Additional data showed that zanubrutinib plus obinutuzumab elicited a median PFS of 28.0 months (95% CI, 16.1-NE) vs 10.4 months (95% CI, 6.5-13.8) for obinutuzumab alone (HR, 0.50; 95% CI, 0.33-0.75; P = .0007). The median OS was NE (95% CI, NE-NE) and 34.6 months (95% CI, 29.3-NE), respectively (HR, 0.62; 95% CI, 0.35-1.07; P = .0845).
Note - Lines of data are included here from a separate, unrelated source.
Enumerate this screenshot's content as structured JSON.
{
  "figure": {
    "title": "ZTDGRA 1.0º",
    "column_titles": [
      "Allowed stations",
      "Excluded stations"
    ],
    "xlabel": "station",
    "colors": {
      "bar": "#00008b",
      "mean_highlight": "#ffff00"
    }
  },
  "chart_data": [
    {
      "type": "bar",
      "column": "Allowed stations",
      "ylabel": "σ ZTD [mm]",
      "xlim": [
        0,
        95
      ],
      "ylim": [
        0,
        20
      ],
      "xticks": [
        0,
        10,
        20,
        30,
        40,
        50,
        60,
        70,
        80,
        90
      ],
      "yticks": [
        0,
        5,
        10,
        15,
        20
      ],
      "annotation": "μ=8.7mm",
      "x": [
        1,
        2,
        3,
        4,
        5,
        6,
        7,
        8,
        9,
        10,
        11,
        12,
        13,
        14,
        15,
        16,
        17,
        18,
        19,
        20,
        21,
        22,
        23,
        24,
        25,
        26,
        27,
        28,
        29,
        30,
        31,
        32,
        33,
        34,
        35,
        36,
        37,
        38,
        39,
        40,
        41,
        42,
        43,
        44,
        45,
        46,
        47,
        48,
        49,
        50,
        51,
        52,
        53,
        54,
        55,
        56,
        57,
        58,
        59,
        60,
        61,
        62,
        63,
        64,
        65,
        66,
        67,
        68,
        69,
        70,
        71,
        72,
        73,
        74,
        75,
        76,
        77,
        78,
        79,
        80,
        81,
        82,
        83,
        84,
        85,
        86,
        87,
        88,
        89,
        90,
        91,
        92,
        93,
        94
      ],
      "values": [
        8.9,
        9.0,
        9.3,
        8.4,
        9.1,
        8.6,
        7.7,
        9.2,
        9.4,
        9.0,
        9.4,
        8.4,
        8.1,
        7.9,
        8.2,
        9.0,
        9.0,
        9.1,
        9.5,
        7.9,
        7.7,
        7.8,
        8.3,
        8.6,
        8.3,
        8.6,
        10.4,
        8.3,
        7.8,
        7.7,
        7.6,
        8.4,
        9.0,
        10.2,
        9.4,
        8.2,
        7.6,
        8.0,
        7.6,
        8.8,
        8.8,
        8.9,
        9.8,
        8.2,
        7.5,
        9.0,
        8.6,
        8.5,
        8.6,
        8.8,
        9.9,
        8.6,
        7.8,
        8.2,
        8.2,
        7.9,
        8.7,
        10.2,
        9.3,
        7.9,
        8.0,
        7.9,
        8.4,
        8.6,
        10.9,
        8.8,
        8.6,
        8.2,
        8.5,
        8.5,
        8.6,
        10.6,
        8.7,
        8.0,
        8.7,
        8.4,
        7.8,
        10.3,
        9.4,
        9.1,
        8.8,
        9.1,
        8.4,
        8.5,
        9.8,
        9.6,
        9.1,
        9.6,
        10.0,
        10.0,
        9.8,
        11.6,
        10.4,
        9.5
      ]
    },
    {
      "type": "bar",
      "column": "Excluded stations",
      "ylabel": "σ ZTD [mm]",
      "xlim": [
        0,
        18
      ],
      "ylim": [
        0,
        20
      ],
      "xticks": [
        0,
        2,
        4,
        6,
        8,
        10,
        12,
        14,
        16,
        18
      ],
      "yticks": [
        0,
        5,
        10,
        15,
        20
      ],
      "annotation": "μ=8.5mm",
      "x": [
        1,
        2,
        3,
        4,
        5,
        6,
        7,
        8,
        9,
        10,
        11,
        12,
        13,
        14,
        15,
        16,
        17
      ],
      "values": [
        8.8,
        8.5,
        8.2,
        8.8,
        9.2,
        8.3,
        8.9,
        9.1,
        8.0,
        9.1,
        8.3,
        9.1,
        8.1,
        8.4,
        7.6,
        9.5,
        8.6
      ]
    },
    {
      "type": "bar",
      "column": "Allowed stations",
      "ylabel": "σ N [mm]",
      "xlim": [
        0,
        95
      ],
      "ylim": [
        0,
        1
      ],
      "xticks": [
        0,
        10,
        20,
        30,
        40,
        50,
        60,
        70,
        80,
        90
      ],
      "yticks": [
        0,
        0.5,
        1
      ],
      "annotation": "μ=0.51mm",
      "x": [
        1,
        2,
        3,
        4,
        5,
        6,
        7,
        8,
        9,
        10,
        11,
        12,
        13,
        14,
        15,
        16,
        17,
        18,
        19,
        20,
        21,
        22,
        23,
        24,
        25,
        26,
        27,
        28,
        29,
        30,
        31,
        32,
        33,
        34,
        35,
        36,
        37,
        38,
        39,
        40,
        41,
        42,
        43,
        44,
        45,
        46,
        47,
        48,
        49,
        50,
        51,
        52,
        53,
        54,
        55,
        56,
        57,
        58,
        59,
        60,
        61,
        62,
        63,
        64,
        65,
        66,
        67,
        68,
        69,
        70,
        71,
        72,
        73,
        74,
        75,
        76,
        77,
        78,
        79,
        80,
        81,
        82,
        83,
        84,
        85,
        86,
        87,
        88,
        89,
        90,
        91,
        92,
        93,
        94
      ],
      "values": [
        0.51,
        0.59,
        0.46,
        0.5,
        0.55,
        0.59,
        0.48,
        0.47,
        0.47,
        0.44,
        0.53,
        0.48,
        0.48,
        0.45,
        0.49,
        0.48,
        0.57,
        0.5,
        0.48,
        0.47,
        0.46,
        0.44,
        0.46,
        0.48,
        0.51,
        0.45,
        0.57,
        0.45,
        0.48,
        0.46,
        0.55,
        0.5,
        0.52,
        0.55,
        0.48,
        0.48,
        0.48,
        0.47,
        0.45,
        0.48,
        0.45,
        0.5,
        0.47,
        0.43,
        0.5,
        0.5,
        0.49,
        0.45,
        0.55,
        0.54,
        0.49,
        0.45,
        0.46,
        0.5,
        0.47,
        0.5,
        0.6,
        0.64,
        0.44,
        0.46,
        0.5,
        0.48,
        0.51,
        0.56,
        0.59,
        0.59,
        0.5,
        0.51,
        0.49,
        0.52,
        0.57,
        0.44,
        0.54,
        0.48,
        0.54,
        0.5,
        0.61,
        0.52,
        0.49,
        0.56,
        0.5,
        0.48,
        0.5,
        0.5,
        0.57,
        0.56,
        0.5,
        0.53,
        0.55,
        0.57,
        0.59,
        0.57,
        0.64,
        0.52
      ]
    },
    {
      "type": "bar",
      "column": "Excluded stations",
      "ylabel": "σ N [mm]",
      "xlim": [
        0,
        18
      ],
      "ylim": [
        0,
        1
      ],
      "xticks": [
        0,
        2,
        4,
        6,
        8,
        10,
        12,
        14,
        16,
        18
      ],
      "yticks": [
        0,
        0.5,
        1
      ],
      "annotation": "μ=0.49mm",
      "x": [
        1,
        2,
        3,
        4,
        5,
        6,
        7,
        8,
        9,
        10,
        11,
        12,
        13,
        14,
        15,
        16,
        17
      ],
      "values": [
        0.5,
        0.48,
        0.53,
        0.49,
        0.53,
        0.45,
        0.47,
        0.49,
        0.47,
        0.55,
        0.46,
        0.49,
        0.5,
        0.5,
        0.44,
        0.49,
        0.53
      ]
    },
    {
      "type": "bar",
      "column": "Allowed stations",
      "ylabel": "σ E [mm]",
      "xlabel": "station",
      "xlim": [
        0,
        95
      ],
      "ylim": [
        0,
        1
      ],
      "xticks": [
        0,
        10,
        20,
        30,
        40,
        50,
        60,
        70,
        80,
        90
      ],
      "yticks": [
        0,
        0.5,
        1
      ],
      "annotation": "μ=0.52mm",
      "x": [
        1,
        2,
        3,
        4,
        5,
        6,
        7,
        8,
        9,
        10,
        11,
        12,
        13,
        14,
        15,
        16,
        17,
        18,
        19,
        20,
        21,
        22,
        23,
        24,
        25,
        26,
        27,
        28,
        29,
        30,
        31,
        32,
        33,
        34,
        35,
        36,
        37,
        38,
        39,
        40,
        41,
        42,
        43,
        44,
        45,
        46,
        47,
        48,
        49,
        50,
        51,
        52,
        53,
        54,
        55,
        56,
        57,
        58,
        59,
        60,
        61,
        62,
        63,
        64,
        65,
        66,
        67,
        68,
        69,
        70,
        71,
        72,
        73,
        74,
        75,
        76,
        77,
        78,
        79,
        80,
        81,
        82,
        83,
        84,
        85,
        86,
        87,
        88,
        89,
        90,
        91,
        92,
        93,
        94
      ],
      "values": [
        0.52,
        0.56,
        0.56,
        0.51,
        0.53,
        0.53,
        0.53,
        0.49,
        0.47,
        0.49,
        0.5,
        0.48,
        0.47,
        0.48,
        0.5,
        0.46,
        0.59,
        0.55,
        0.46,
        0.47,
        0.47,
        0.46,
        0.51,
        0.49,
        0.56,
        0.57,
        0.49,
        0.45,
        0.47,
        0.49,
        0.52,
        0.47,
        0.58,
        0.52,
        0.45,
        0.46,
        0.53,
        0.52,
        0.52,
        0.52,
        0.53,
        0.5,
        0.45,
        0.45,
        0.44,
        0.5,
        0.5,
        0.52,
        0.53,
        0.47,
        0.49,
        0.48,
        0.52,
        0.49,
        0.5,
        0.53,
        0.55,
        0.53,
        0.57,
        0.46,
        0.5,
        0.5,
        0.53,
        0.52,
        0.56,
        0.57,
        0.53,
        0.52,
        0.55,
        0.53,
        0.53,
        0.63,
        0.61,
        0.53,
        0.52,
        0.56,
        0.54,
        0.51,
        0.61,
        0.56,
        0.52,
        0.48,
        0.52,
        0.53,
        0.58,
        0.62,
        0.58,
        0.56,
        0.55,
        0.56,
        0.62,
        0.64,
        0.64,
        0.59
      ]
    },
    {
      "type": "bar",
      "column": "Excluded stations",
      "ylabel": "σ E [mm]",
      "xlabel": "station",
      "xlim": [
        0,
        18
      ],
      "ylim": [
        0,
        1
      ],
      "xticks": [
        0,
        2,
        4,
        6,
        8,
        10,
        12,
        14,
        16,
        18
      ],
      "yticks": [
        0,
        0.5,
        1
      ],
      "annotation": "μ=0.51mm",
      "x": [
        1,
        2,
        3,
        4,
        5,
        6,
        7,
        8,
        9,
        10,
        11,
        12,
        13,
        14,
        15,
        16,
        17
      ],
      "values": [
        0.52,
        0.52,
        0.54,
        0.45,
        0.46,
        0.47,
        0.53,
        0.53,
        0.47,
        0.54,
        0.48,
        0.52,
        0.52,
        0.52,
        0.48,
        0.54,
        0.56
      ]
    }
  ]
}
The 24-month OS rates were 77.3% for the combination and 71.4% for obinutuzumab monotherapy.
Patients in the experimental arm experienced a median TTNT that was NE (95% CI, 33.4-NE) vs 12.2 months (95% CI, 8.5-17.3) for those in the control arm (HR, 0.34; 95% CI, 0.22-0.52; P < .0001).
Regarding safety, the most common any-grade nonhematologic treatment-emergent adverse effects (TEAEs) consisted of diarrhea (zanubrutinib/obinutuzumab, 18.2%; obinutuzumab, 16.9%), fatigue (15.4%; 14.1%), pyrexia (13.3%; 19.7%), constipation (13.3%; 8.5%), cough (12.6%; 12.7%), asthenia (11.9%; 8.5%), pneumonia (11.9%; 7%), dyspnea (11.2%; 9.9%), back pain (11.5%; 5.6%), COVID-19 (9.8%; 9.9%), nausea (9.1%; 14.1%), abdominal pain (7.7%; 11.3%), pruritis (7%; 9.9%), and infusion-related reaction (2.8%; 9.9%).
Grade 3 or higher nonhematologic TEAEs included pneumonia (zanubrutinib/obinutuzumab, 9.8%; obinutuzumab, 4.2%), COVID-19 (5.6%; 2.8%), pneumonia related to COVID-19 (3.5%; 2.8%), diarrhea (2.8%; 1.4%), febrile neutropenia (2.1%; 1.4%), atrial fibrillation (1.4%; 0%), infusion-related reaction (0.7%; 4.2%), and hypertension (0.7%; 1.4%).